Je suis également humaniste, car l'ensemble du processus est piloté par l'Homme, basé sur ma conscience humaine unique, et parce que je crois en l'humanité – aussi terriblement imparfaite qu'elle soit malheureusement – et en son inépuisable capacité de transcendance, d'imagination et de progrès.

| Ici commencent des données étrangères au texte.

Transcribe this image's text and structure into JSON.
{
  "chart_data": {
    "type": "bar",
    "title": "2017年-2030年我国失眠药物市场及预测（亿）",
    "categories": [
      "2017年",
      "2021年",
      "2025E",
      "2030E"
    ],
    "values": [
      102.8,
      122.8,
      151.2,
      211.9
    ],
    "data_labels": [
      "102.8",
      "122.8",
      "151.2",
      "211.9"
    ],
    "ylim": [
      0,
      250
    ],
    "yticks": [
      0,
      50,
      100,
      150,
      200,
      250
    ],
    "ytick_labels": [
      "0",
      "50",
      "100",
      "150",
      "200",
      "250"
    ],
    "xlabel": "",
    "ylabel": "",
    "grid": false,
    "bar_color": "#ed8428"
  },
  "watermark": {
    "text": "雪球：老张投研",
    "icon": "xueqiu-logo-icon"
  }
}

Fasciné par la technologie et l'art depuis mon plus jeune âge, j'ai commencé à expérimenter les algorithmes combinatoires et le code génératif (l'IA de notre grand-père) en 1999 – mes premières pièces numériques (exposées dans des institutions majeures telles que le musée Reina Sofía de Madrid, l'Akademie der Künste de Berlin et l'Institut Cervantes) font aujourd'hui partie de la collection permanente du musée du design de Barcelone – mais j'ai été frustré par les limites de la technologie très rudimentaire disponible à l'époque et j'ai décidé d'interrompre complètement ma pratique artistique.
Au cours des deux décennies suivantes, je suis devenu expert en conception et codage d'interfaces numériques basées sur des données pour des systèmes d'information complexes, continuant à explorer les possibilités créatives de l'IA et des algorithmes dans le cadre de projets primés pour des marques mondiales et des institutions culturelles de premier plan. Mon travail commercial (conception numérique, imprimée, cinématographique et théâtrale) a été présenté dans des livres et des magazines du monde entier.
Depuis 2021, date à laquelle j'ai commencé à tester les premiers grands modèles linguistiques avancés comme OpenAI et Midjourney, qui me permettent de faire aujourd'hui avec cette nouvelle technologie ce que je ne pouvais pas réaliser il y a 25 ans, je me suis concentré sur la création artistique et j'ai exposé à nouveau mes nouvelles œuvres. Il semble que la patience et la discipline finissent toujours par payer.
Quelle est votre technique et/ou votre support principal ?
Ma pratique associe un dialogue contradictoire itératif entre l’IA et les humains (basé sur un ensemble personnalisé de textes, de fichiers sonores et d’images) à des médias numériques mixtes réalisés à la main.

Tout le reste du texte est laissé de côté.